Interestingly, the concept of an afterlife, of some glorious existence in a perfect space in which the presence of God resides, is absent from the Hebrew Scriptures, as is the eternality of the soul. In the Old Testament, the people of Israel were more concerned with sustaining their national identity than with the promise of eternal rewards. It is within the New Testament, hundreds of years after Plato, that these ideas are brought to the forefront and made into a central tenet of the faith. Through scriptures like the famous John 3:16:
16For God so loved the world that he gave His only begotten Son that whosoever might believe in Him shall not perish but have eternal life.
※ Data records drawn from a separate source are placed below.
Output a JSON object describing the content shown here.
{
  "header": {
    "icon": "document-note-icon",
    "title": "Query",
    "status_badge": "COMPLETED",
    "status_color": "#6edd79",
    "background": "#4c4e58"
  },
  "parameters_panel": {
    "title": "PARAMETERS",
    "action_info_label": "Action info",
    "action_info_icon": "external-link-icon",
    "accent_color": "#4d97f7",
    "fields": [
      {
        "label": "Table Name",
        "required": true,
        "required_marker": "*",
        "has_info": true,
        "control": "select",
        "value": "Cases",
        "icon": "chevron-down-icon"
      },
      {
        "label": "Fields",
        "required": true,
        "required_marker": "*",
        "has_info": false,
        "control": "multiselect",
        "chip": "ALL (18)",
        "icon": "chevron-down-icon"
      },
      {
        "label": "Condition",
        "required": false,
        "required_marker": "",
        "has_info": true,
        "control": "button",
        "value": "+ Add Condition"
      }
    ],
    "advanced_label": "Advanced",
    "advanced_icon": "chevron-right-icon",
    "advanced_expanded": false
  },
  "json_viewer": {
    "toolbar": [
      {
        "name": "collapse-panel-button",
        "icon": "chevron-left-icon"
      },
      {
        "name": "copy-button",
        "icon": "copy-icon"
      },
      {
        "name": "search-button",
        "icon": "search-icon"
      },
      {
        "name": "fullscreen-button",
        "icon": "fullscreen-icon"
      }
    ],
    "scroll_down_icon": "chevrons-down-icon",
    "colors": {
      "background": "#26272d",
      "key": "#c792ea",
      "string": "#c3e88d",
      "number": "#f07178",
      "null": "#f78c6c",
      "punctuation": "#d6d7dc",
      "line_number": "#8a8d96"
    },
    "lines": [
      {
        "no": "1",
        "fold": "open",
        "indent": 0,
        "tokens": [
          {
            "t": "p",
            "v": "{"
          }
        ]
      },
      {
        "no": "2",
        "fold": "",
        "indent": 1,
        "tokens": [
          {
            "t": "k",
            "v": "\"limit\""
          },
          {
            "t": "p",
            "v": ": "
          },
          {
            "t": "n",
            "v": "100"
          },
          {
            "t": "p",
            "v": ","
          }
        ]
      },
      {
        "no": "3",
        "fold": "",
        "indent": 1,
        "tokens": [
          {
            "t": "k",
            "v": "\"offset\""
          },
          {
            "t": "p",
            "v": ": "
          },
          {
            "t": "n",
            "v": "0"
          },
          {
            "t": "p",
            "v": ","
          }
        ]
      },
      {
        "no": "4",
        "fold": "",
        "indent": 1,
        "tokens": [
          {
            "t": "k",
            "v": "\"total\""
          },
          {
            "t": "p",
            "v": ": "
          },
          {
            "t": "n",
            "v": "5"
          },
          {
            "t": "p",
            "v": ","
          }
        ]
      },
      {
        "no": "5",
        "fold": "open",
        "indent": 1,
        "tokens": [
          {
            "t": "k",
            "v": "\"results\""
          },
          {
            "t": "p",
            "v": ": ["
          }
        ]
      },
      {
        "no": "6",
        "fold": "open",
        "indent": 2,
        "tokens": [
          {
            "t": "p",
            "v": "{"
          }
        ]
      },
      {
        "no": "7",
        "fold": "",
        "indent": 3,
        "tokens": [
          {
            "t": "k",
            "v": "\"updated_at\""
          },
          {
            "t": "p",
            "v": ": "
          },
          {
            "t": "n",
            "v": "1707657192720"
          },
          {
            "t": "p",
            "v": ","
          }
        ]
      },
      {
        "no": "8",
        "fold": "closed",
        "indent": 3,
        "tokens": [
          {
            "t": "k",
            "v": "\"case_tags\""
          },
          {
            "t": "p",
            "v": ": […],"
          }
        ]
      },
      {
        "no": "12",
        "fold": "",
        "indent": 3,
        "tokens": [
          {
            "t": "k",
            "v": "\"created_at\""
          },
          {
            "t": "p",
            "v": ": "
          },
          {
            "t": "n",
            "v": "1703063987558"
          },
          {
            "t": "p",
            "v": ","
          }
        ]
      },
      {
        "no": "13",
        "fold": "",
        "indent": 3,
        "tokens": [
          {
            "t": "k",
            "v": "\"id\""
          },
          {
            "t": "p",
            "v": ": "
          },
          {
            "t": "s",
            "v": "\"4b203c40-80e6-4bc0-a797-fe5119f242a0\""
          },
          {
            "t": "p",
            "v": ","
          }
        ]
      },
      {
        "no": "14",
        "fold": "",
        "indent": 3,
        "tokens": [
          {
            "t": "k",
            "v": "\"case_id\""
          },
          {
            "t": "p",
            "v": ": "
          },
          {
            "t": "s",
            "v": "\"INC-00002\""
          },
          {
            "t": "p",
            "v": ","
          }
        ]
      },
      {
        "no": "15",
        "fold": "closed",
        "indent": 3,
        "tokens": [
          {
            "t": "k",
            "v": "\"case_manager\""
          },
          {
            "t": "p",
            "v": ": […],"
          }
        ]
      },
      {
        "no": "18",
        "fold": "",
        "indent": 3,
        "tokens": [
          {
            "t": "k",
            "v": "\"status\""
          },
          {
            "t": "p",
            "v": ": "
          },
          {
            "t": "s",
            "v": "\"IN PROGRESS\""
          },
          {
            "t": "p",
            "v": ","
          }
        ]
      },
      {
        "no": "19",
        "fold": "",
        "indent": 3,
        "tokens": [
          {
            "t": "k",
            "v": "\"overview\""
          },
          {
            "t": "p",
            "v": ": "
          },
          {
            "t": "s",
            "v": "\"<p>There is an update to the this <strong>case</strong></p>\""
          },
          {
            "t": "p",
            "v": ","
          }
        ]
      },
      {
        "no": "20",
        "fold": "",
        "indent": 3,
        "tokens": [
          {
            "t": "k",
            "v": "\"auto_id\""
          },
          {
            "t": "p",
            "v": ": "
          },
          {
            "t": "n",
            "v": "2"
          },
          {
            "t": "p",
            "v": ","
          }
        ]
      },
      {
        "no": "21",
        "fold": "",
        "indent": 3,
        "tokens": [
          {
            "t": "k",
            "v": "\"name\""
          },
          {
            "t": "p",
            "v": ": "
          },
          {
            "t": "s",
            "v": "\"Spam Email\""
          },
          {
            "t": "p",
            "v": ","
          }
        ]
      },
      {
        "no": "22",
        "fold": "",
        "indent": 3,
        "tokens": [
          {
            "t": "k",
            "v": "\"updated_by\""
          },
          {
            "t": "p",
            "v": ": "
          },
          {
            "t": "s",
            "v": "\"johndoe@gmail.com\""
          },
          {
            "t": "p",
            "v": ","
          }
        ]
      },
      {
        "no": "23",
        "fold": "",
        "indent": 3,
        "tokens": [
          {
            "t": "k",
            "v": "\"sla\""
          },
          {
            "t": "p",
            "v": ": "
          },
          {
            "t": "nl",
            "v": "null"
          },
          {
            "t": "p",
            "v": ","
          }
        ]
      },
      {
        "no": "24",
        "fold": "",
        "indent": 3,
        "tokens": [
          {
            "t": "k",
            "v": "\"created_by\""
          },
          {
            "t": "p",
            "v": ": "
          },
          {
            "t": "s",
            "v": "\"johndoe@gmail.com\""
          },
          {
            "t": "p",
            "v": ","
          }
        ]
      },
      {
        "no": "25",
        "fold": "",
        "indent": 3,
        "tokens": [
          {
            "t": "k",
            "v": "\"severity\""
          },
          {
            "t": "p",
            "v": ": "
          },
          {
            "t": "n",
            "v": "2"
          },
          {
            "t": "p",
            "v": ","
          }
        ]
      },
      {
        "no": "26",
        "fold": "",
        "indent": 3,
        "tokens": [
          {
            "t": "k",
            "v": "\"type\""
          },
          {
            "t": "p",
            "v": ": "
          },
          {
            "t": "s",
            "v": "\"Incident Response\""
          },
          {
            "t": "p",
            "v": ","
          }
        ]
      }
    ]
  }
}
we see that the ultimate goal is an eternal paradise. Paul again invokes the imagery of Platonic dualism while affirming the existence of this other world, apart from the material one, in Philippians 3:20-21.
20But our citizenship is in heaven, and from it we await a Savior, the Lord Jesus Christ, who will transform our lowly body to be like His glorious body, by the power that enables him even to subject all things to himself.
and in 2 Corinthians 5:1-4
1Now we know that if the earthly tent we live in is destroyed, we have a building from God, an eternal house in heaven, not built by human hands. 2Meanwhile we groan, longing to be clothed with our heavenly dwelling, 3because when we are clothed, we will not be found naked. 4For while we are in this tent, we groan and are burdened, because we do not wish to be unclothed but to be clothed with our heavenly dwelling, so that what is mortal may be swallowed up by life
Over and over again, the language of a dualistic idealism bursts forth from the sacred writings and, whether speaking of the individual life or an ultimate metaphysical reality, the specter of Plato hovers near.
To be continued…
hI I AM NOT SO MUCH OF A PHILOSOPHICAL PERSON. HOWEVER, i AM PRETTY VERSED WITH THE BIBLE AND THE CONSTANT REFERENCE TO TEH AFTER LIFE. i WONDER IF THE DISCUSSION IS TO BE CONTINUED ON THIS ISSUE, WHETHER YOU WILL be able to define whether there will really going to be an after life, or wthe belief that hell is what we live in now and heaven can be reached only when we pass from this earth?
it is very interesting and somewhat very engaging to learn of these ideas.